ロナルド・マクドナルド・ハウスは、現在では一般名詞として定着していますが、そもそもはハンバーガーのマクドナルド社のマスコットの、あのピエロのロナルドにちなんだ名前です。全米初(そして世界最初)のハウスが米国フィラデルフィアに建てられた時、建築資金の不足を同地のマクドナルドのオーナーの寄付で補った記念に、ハウスにロナルドの名を冠したのが由来。ハウスの事業については、あらためて別の機会に詳しく書きます。
さてデイブのチャリティは、”80日間世界一周”ならぬ”9日間 49州走破 (49in9 )”です。
幼い時から「車輪のついてるものは何でも大好き!」だったデイブならではのユニークな企画で、アンティークカーのコレクターでもある彼が秘蔵コレクションの中から選びだした1932年製 Roadstar に乗り込み、49州の合計9800マイルを9日間=216時間で走破するという計画です。一日平均約1100マイルを走行する計画は自動車レース並に過酷。でもデイブは全行程を、メカも同乗させず、伴走車もなしでひとりで運転し、自分でメンテナンスしながら走り切る計画をたて、この冒険をライブで公開し、賛同者から寄付を募るイベントとすることにしました。デイブの寄付の"お願い”は「走行距離1マイルにつき1セント以上をお願いします!」というもの。本稿を書くにあたって、私も98ドル寄付しました。

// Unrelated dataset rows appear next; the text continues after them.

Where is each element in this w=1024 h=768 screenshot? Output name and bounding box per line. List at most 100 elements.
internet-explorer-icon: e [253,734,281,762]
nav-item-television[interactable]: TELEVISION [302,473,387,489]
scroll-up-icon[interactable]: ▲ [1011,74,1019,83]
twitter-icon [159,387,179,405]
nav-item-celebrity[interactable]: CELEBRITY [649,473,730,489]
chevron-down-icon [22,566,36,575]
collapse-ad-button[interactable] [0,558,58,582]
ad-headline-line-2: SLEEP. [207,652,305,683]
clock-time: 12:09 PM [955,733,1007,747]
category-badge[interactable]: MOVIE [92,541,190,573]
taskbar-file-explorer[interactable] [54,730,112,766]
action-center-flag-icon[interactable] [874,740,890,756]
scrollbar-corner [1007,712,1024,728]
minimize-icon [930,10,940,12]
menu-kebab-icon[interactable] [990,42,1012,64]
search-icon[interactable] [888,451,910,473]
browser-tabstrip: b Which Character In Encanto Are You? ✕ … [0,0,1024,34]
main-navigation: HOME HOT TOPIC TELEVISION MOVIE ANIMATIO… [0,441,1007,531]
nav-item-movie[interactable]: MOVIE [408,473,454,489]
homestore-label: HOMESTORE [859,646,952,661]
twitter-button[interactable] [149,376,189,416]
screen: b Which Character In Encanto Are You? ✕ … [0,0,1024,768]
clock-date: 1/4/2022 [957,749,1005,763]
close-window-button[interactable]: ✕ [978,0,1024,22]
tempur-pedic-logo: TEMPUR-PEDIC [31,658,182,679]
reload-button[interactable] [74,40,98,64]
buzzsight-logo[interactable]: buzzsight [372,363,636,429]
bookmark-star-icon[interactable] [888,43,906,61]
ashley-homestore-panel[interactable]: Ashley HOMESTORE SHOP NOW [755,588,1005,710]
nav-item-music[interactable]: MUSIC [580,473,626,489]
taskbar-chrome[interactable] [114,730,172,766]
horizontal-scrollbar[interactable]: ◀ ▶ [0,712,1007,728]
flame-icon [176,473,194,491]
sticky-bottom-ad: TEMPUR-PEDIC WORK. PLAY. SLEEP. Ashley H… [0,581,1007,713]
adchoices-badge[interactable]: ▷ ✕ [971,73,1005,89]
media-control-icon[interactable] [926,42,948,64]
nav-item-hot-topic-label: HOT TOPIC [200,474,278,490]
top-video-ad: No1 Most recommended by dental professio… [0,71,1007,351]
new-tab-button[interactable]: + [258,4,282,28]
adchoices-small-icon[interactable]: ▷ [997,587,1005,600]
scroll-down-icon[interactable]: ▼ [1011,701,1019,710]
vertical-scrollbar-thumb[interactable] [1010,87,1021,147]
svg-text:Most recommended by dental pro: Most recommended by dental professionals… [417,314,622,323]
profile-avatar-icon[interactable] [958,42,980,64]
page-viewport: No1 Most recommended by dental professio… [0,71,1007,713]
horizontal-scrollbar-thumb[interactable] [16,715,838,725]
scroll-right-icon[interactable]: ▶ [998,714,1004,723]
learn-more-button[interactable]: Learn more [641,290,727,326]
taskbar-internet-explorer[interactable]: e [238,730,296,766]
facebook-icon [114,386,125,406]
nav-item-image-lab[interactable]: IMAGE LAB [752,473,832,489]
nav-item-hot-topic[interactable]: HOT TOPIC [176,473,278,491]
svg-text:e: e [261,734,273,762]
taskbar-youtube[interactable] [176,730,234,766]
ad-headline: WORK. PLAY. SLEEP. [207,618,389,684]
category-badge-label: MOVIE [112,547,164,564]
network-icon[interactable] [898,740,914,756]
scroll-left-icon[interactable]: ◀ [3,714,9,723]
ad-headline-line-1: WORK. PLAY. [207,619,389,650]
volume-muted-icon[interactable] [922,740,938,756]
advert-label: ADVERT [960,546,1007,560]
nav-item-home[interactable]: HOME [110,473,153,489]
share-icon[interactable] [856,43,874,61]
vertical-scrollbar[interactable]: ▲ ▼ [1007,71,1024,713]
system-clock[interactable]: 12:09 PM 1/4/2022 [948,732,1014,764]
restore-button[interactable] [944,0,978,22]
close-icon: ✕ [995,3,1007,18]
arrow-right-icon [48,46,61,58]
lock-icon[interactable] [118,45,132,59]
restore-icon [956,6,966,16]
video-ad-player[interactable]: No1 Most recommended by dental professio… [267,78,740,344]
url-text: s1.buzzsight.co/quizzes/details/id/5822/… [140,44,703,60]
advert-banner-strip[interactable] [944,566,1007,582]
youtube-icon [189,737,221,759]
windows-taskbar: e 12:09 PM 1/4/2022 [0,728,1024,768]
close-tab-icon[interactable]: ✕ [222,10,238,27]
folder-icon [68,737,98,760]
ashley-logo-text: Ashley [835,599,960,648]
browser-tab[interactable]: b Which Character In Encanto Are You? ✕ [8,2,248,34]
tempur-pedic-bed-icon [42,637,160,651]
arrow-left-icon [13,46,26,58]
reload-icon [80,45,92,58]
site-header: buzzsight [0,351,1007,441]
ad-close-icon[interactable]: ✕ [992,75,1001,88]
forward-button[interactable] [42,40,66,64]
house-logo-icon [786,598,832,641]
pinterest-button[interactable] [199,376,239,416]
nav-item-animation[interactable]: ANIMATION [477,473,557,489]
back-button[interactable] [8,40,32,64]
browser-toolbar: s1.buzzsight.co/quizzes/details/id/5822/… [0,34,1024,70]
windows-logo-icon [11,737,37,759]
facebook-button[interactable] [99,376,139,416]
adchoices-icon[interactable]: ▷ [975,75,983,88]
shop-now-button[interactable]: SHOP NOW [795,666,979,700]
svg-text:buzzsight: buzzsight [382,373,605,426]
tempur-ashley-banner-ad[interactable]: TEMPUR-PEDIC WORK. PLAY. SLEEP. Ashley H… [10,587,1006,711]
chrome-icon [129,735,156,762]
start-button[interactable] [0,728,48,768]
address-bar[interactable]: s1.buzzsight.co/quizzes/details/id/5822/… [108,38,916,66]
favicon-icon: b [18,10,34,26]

思いついたが吉日。デイブはさっそく支援者を募るため、計画の一部始終を公開するウェブサイトを開き募金を開始しました。
サイトには、募金の趣旨、デイブのプロフィール、車の紹介、49州にまたがる走行計画と地図が公開されています。デイブは準備段階から詳しい実況中継のブログを書き、刻々と集まってくる寄付の記録も開示しています。目標の10万ドルにはまだ届きませんが少しずつ賛同者が増え、黒無地だったRoadstarは、今や大口寄付者の名前や企業ロゴでいっぱい。すっかりカラフルに染め上げられています。
そして9月8日(火)、デイブは満を持して全米走破の冒険ドライブに出発しました。行く先々でデイブを見かけた人が撮った写真、彼自身が撮った写真とブログなどで、『49in9』のサイト上は実況中継さながらです。
最新の情報通信技術は、人間が「ひとりでもできる」ことの範囲をこんなに拡大したのだなぁ‥‥、実行にさえ移せば、こんなに速いスピードで実現できるようになったんだなぁ‥‥と、なんだか励まされる思い!私も何か計画したくなりました。